Im Januar 2018 findet in Warnemünde zum 7. Mal die Jahresauftaktveranstaltung für Zahnärzte und Zahntechniker statt. Die Vorbereitungen zum Dental-Gipfel in der Yachthafenresidenz „Hohe Düne“ in Warnemünde laufen auf Hochtouren. Das Programm steht!

Wir haben wieder großartige Referenten gewinnen können. Download Programm

Im Vorfeld haben wir mit ZTM Carsten Müller (Leipzig) gesprochen. Er wird zum  7. Mal gemeinsam mit Prof. K.-P. Lange (Berlin) den Dental-Gipfel moderieren.

 

Herr Müller, das ist nun schon der 7. Dental-Gipfel, den Sie moderieren. Haben Sie vor acht Jahren gedacht, dass dieses Kongresskonzept so erfolgreich sein wird?

 

Ja und nein. Die Idee, einen Schnittstellenkongress mit breiter Themenvielfalt in familiären Umfeld zu organisieren, fand ich von Beginn an prima. Dass der Kongress nun über so vielen Jahre hinweg so begeisterte Resonanz und einen stetigen Teilnehmerzuwachs erfährt, beeindruckt mich immer wieder. Der einst kleine Kongress ist längst zu dem etablierten Event zum Jahresanfang in der Dentalbranche geworden.

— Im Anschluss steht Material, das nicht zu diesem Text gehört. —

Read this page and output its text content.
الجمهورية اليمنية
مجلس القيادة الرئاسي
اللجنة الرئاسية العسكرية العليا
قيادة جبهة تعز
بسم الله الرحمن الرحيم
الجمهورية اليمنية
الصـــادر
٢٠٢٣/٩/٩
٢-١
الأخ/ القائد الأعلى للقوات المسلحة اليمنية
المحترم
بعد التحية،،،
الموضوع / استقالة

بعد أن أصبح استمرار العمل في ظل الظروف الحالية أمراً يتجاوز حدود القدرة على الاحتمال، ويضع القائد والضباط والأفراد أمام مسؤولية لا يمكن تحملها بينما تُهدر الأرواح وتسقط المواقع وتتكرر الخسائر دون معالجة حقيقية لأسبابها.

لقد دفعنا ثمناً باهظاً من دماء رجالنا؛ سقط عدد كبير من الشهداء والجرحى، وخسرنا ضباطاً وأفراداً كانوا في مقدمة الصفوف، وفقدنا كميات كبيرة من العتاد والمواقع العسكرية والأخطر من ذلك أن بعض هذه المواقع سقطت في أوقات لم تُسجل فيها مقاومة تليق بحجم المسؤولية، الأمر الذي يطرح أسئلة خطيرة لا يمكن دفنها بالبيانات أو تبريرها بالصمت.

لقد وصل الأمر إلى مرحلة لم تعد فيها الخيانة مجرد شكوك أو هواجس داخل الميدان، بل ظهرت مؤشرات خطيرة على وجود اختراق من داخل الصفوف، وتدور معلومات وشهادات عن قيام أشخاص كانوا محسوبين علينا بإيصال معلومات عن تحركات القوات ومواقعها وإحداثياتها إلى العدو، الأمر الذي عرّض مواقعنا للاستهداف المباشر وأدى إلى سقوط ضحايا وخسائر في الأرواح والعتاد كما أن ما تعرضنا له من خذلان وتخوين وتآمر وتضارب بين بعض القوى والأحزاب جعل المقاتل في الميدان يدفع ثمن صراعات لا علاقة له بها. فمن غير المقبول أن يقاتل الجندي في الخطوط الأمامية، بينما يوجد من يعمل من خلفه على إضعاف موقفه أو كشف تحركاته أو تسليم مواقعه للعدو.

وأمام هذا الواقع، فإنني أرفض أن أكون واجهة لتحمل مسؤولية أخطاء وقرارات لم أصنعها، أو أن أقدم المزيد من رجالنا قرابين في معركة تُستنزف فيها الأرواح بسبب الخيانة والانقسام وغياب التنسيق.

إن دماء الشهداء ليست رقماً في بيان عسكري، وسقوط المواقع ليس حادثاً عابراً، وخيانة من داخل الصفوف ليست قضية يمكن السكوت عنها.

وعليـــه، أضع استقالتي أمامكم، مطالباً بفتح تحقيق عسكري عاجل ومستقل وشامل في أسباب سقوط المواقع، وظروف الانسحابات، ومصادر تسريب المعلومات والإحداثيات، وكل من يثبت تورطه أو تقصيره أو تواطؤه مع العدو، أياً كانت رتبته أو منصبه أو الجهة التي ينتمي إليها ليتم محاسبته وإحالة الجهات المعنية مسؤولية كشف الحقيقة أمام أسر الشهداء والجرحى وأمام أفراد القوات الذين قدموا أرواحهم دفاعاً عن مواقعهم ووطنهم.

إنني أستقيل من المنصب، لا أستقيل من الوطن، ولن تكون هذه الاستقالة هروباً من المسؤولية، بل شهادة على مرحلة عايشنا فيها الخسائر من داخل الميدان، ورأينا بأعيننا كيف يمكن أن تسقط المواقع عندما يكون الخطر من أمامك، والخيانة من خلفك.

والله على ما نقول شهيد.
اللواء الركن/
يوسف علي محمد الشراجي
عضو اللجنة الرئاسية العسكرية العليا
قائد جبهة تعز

Was ist aus Ihrer Sicht das Erfolgsrezept?

Es besteht meiner Ansicht nach aus drei „Zutaten“. 1. Themenvielfalt, 2. familiäre Ausrichtung und 3. besonderes Flair. Der Kongress spricht gleicher Maßen Zahnärzte und Zahntechniker an. Wir achten bei der Planung der Vorträge auf die interdisziplinäre Ausrichtung. Ob Prothetik, Implantologie, Werkstoffkunde, Funktion, Marketing oder Betriebswirtschaft – es sind für jeden Teilnehmer relevante Themen dabei. Zudem ist die familiäre Ausrichtung des Dental-Gipfels zu nennen. Viele Teilnehmer und Referenten reisen mit der ganzen Familie an und beginnen hier den Start in ein neues Fortbildungsjahr. Abgerundet wird das Rezept vom besonderen Flair der Yachthafenresidenz „Hohe Düne“ an der Warnemünder Ostseeküste.

Wo liegt der Schwerpunkt des Dental-Gipfels – auf den Vorträgen oder den Workshops?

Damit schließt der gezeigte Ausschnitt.